Bir sonbahar günüydü. Hafızam beni aldatmıyorsa, sanırım Ankara yürüyüşünün bittiği zamandı. Kardeşimi bulmam gerektiği için Hukuk Fakültesi’ne gitmiştim. Uzun süre aradım, bulamadım. Son kez orta avluya bakayım dedim. Deniz, Celal Doğan ve Cihan Alptekin’i neşeli bir şekilde havuzun kenarında sohbet ederken gördüm.
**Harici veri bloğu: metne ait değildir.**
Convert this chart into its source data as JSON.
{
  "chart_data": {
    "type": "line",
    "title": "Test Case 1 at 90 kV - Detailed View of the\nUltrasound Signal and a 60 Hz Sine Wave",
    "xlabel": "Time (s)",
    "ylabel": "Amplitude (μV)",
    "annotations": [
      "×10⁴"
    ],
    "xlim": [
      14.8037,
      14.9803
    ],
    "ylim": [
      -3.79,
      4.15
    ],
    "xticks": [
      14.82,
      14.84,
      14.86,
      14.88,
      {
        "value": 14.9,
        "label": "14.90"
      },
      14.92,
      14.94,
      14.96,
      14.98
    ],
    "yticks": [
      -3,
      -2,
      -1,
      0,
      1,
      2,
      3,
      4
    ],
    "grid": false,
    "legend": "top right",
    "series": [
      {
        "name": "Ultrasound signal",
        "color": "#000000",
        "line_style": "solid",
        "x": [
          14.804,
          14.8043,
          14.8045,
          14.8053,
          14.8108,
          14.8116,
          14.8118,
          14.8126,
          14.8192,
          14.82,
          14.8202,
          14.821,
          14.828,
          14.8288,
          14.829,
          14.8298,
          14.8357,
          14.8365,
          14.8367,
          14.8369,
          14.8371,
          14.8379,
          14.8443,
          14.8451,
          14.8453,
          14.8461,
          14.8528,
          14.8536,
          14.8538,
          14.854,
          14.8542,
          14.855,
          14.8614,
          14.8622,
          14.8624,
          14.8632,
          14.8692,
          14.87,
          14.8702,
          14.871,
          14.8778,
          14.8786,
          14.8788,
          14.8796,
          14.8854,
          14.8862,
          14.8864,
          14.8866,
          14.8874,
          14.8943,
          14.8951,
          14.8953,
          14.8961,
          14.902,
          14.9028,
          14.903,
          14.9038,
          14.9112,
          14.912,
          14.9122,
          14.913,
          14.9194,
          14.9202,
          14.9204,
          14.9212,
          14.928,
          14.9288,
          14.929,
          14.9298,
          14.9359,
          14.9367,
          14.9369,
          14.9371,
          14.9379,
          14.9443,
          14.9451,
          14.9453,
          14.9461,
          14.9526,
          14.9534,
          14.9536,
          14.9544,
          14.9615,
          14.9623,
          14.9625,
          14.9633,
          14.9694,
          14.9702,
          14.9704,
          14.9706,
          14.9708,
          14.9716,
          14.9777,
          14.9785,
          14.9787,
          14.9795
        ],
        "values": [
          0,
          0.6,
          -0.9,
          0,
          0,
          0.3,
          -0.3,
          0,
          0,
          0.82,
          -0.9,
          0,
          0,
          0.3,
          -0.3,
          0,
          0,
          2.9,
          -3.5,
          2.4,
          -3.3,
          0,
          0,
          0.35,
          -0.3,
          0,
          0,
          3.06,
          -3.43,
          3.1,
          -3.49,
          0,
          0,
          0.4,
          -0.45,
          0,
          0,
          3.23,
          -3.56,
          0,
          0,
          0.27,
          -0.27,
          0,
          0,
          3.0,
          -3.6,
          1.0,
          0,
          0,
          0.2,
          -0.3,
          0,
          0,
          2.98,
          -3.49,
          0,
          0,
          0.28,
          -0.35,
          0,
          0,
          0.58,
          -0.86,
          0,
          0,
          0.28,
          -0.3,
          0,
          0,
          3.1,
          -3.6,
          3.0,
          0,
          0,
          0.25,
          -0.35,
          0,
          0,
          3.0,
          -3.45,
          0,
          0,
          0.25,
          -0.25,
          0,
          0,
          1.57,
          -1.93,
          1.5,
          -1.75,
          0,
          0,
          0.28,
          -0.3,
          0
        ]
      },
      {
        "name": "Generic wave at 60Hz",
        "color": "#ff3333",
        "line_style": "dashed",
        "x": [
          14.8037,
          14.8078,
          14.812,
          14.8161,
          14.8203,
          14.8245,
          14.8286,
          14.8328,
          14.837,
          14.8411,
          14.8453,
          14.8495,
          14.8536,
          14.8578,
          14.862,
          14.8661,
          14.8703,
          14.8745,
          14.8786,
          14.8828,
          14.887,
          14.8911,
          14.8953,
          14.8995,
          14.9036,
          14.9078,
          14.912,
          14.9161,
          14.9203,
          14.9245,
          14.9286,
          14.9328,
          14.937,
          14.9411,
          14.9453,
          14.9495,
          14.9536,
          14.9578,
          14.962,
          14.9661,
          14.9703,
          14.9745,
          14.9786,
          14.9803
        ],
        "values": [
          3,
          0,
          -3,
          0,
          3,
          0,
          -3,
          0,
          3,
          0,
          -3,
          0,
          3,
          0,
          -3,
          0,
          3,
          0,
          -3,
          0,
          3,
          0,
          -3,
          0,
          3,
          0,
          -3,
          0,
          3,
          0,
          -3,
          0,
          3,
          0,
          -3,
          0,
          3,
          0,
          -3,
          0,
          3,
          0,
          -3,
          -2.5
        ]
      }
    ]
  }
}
Yanlarına gidip kardeşimi sordum.
Görmediklerini söyledikten sonra; “Ama seni gördüğümüze çok sevindik” diyerek gülüşmeye başladılar. Ben çok anlam veremesem de üstüne düşmedim. Durumu anlamaya çalışırken;
Deniz’in “Sallayıp, silkeleyin arkadaşımızı. İTÜ’nün kasası buradayken ne dertlenip duruyoruz?” demesiyle birlikte, Celal (en iri kıyımlı olan oydu) beni bacaklarımdan tutup boş havuza doğru baş üstü sallamaya başladı. Öbürleri de; “İyi salla mutlaka bir şeyler vardır” deyip, gülüşüp şamata ediyorlardı.
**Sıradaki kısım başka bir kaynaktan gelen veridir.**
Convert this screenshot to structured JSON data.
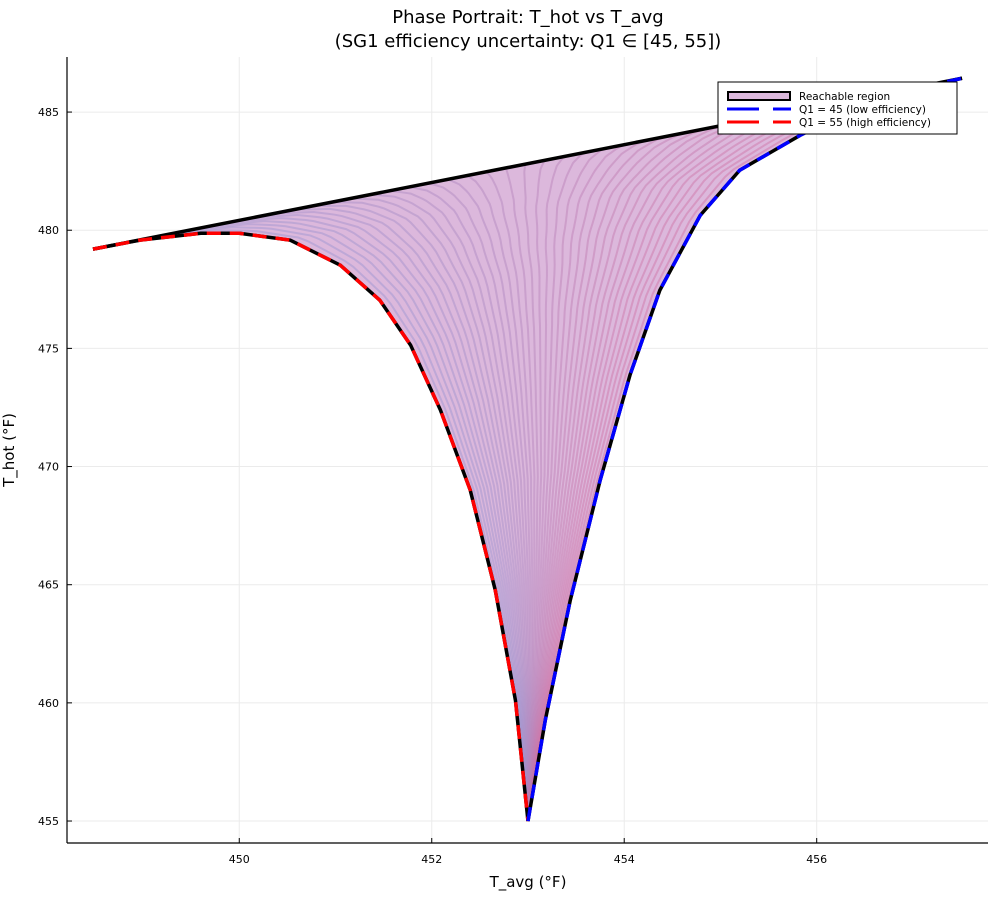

Bir süre sonra ceplerimden bir şey düşmeyince, hep birlikte beni ayaklarımın üzerine kaldırdılar ve “Paran varsa biraz ver” dediler. Cebimdeki 7,5 lirayı verdim, 5 lirasını aldılar.
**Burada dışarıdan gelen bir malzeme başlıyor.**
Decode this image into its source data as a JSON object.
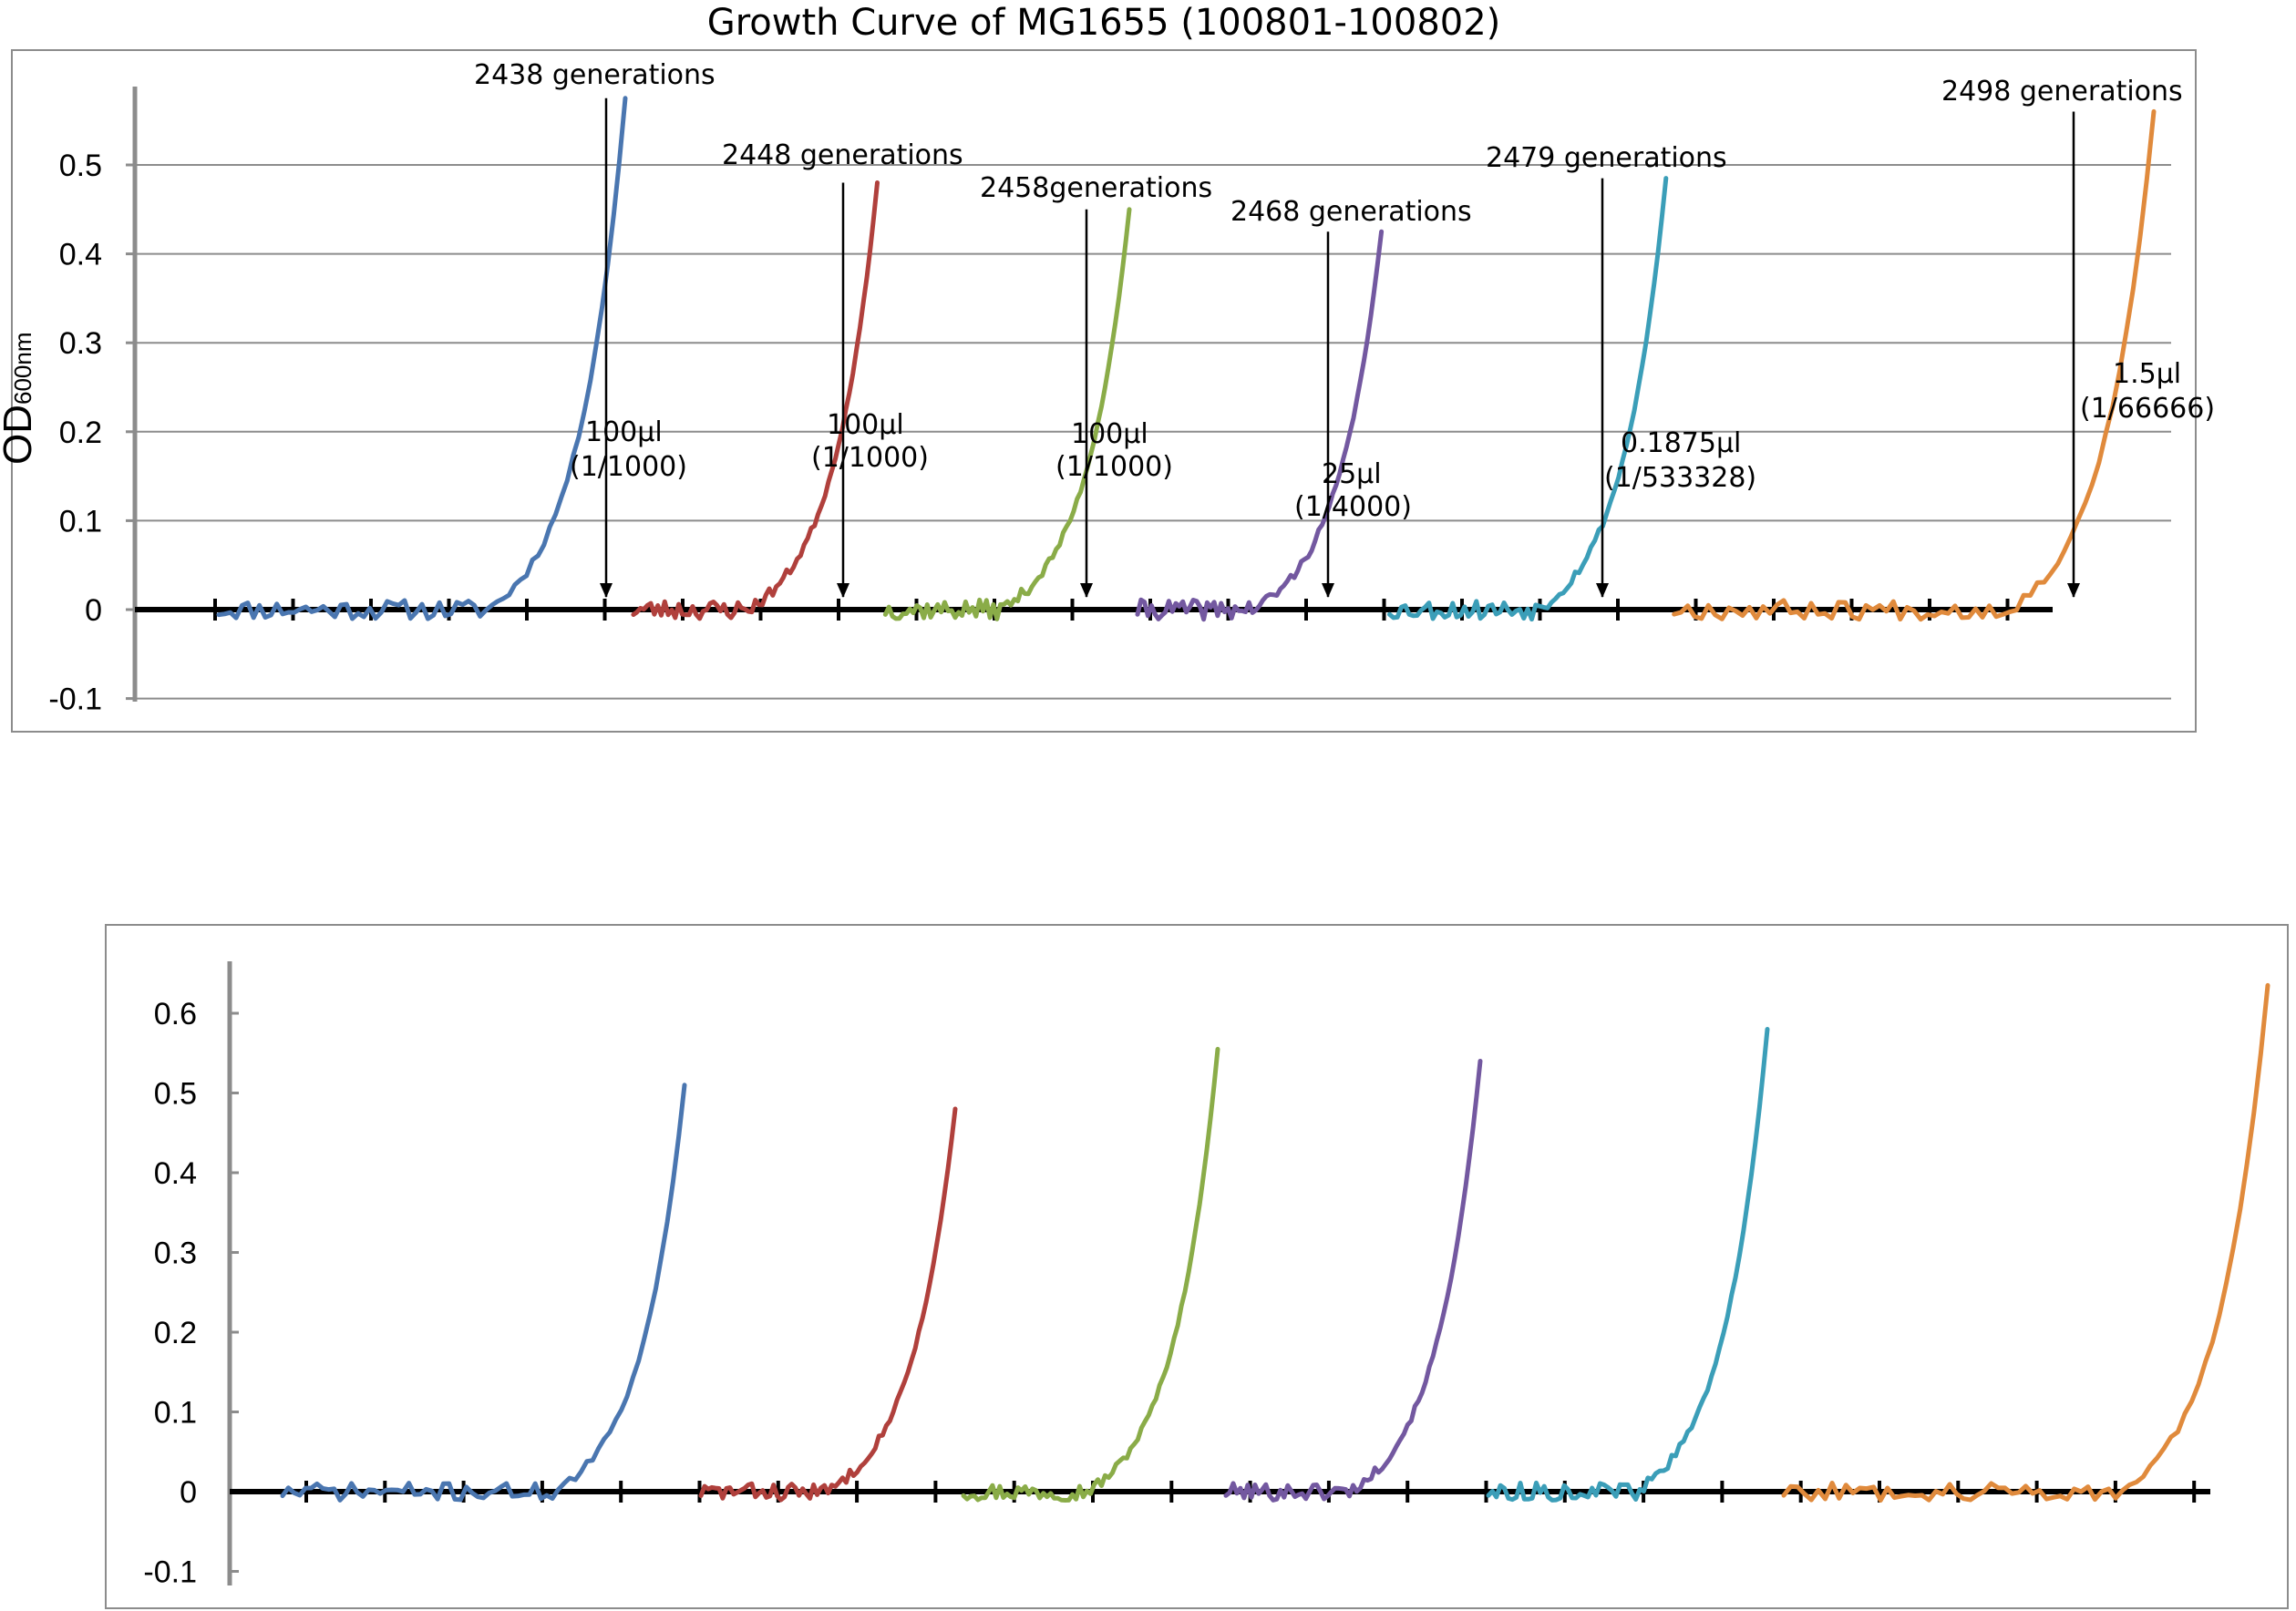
{
  "chart_data": [
    {
      "type": "line",
      "title": "Growth Curve of MG1655 (100801-100802)",
      "ylabel": "OD",
      "ylabel_sub": "600nm",
      "ylim": [
        -0.1,
        0.58
      ],
      "yticks": [
        -0.1,
        0,
        0.1,
        0.2,
        0.3,
        0.4,
        0.5
      ],
      "ytick_labels": [
        "-0.1",
        "0",
        "0.1",
        "0.2",
        "0.3",
        "0.4",
        "0.5"
      ],
      "grid": true,
      "series": [
        {
          "color": "#4a76b0",
          "x_start": 0,
          "x_rise": 3.3,
          "x_end": 5.0,
          "y_end": 0.575,
          "seed": 11
        },
        {
          "color": "#b0403c",
          "x_start": 5.1,
          "x_rise": 6.5,
          "x_end": 8.1,
          "y_end": 0.48,
          "seed": 23
        },
        {
          "color": "#8aac48",
          "x_start": 8.2,
          "x_rise": 9.6,
          "x_end": 11.2,
          "y_end": 0.45,
          "seed": 37
        },
        {
          "color": "#7358a0",
          "x_start": 11.3,
          "x_rise": 12.7,
          "x_end": 14.3,
          "y_end": 0.425,
          "seed": 41
        },
        {
          "color": "#3b9eb8",
          "x_start": 14.4,
          "x_rise": 16.2,
          "x_end": 17.8,
          "y_end": 0.485,
          "seed": 53
        },
        {
          "color": "#e08a3c",
          "x_start": 17.9,
          "x_rise": 22.0,
          "x_end": 23.8,
          "y_end": 0.56,
          "seed": 67
        }
      ],
      "annotations": [
        {
          "label": "2438 generations",
          "x": 5.0,
          "y": 0.575,
          "volume": "100μl",
          "dilution": "(1/1000)"
        },
        {
          "label": "2448 generations",
          "x": 8.1,
          "y": 0.48,
          "volume": "100μl",
          "dilution": "(1/1000)"
        },
        {
          "label": "2458generations",
          "x": 11.2,
          "y": 0.45,
          "volume": "100μl",
          "dilution": "(1/1000)"
        },
        {
          "label": "2468 generations",
          "x": 14.3,
          "y": 0.425,
          "volume": "25μl",
          "dilution": "(1/4000)"
        },
        {
          "label": "2479 generations",
          "x": 17.8,
          "y": 0.485,
          "volume": "0.1875μl",
          "dilution": "(1/533328)"
        },
        {
          "label": "2498 generations",
          "x": 23.8,
          "y": 0.56,
          "volume": "1.5μl",
          "dilution": "(1/66666)"
        }
      ]
    },
    {
      "type": "line",
      "title": "",
      "ylim": [
        -0.1,
        0.65
      ],
      "yticks": [
        -0.1,
        0,
        0.1,
        0.2,
        0.3,
        0.4,
        0.5,
        0.6
      ],
      "ytick_labels": [
        "-0.1",
        "0",
        "0.1",
        "0.2",
        "0.3",
        "0.4",
        "0.5",
        "0.6"
      ],
      "grid": false,
      "series": [
        {
          "color": "#4a76b0",
          "x_start": 0,
          "x_rise": 3.3,
          "x_end": 4.9,
          "y_end": 0.51,
          "seed": 71
        },
        {
          "color": "#b0403c",
          "x_start": 5.1,
          "x_rise": 6.6,
          "x_end": 8.2,
          "y_end": 0.48,
          "seed": 83
        },
        {
          "color": "#8aac48",
          "x_start": 8.3,
          "x_rise": 9.8,
          "x_end": 11.4,
          "y_end": 0.555,
          "seed": 97
        },
        {
          "color": "#7358a0",
          "x_start": 11.5,
          "x_rise": 13.0,
          "x_end": 14.6,
          "y_end": 0.54,
          "seed": 101
        },
        {
          "color": "#3b9eb8",
          "x_start": 14.7,
          "x_rise": 16.5,
          "x_end": 18.1,
          "y_end": 0.58,
          "seed": 113
        },
        {
          "color": "#e08a3c",
          "x_start": 18.3,
          "x_rise": 22.4,
          "x_end": 24.2,
          "y_end": 0.635,
          "seed": 127
        }
      ]
    }
  ]
}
Ben, “Ulan bu ne iş adam gibi istemek yok mu?” dediğimde, “Şakalaşmanın tam ortasına düştün. Bu da senin şansın” dediler.
“Peki 5 lira işinizi görecek mi?” diye sorduğumda, verdikleri yanıtı hiç unutmadım; “Yürüyüşlerde patlatmak için çatapat alacağız, çatapat” dediler. Ama sonra Cihan gitti, dört simit alıp geldi, hep birlikte keyifle yedik.